The warning signs that I was steering into danger came early and quick: Facebook profiles with “Bach, a cappella, Yellowcard … pretty much everything!” filled in for “Favorite Music” and $30,000 paid by the Harvard Concert Commission for Wyclef Jean to stay home. The compromise pick of Ben Folds ushered in a brief detente, but it was immediately followed by a long nightmare of Third Eye Blind, Gavin DeGraw’s big brother, and some rap group from the ’90s. At the end of it all, as if to blot out the last remaining hope that the kind of music I like might make a fledgling stand on campus, fate intervened and aborted Girl Talk.

So when rumors started flying in February that Eve 6 was slated to be the star attraction at this year’s Yardfest, I didn’t have it left in me to be upset. My hopes had long been extinguished. Even as I watched Animal Collective and the Decemberists climb iTunes’s rankings and MGMT make it onto the radio in the dining hall, I knew that Harvard would remain hopelessly boring.

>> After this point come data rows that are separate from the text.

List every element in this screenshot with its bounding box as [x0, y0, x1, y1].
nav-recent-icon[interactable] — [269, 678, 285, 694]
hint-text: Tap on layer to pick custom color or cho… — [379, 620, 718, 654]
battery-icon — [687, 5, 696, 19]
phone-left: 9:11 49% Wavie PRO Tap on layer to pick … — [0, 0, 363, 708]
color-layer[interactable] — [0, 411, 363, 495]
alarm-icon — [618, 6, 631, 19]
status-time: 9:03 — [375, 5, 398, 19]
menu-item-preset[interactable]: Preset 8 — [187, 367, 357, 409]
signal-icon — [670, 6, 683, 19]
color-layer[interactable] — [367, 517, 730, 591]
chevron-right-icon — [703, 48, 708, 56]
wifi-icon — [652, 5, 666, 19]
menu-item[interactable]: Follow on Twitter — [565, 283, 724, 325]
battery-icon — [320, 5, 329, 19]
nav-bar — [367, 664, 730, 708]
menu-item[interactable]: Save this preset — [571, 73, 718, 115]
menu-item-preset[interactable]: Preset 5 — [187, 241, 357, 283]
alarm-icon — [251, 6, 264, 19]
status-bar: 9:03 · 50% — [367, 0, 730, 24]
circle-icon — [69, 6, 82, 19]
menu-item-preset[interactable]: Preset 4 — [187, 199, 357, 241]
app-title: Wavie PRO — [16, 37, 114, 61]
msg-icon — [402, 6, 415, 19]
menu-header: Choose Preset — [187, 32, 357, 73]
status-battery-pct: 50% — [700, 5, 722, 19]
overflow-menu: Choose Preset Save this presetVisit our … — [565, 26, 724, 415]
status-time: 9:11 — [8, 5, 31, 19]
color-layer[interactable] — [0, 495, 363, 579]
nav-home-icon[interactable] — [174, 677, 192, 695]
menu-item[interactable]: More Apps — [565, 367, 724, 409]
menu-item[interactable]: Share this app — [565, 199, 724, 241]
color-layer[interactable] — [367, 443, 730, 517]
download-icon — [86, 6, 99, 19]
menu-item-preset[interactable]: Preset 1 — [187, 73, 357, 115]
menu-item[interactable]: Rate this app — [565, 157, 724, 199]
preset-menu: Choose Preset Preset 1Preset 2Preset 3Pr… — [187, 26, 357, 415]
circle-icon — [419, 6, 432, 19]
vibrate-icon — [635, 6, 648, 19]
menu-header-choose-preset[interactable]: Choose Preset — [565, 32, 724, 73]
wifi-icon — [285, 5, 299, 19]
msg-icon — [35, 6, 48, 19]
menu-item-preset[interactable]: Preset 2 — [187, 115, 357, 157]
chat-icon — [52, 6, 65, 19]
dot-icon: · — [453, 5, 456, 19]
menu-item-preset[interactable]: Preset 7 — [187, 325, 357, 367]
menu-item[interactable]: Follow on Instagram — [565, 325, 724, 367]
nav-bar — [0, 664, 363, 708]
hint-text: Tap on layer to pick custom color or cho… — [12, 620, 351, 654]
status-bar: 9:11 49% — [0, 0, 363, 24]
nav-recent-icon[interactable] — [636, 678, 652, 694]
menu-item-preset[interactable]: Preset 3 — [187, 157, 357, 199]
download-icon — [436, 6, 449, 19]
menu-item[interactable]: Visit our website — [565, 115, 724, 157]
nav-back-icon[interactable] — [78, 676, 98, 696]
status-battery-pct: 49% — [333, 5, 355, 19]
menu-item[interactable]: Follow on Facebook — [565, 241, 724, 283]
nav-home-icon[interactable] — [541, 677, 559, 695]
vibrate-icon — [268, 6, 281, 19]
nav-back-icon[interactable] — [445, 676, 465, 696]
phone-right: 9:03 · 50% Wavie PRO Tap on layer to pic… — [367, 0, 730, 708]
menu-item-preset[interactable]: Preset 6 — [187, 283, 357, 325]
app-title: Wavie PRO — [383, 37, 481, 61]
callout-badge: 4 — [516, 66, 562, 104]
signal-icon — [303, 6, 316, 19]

It wasn’t just dull concerts that broke my faith: it was an entire culture indifferent to my kind of music. That’s not to say that my taste is any better or worse than anyone else’s. It’s just that, woefully, not many people seem to agree with it. Here at multicultural Harvard, no one goes out of their way to avoid parties hosted by African-Americans or homosexuals. But everyone invariably complains about parties thrown by pretentious hipsters—we’re the one identity caucus it’s still ok to hate.

As the old saying goes, though, it’s always darkest before Fleet Foxes plays “Sun It Rises.” And so, to my disbelief, the College Events Board (CEB) deigned to reach down and pull me, Lazarus-like, out from the abyss of despair by inviting Ratatat to this year’s Yardfest. All at once I felt like maybe I wouldn’t have to spend my whole postgraduate life telling girls at concerts that I went to Brown.

I’m not going to attempt an aesthetic apologia of Ratatat; in fact, I think defending any music on rational terms is usually an exercise in pompous futility. But I will stand up and applaud the CEB for finally nodding in the direction of the long-marginalized musical sect to which I unblushingly belong. It’s about time.


Garrett G.D. Nelson ’09, a Crimson editorial writer, is a social studies and visual and environmental studies concentrator in Cabot House.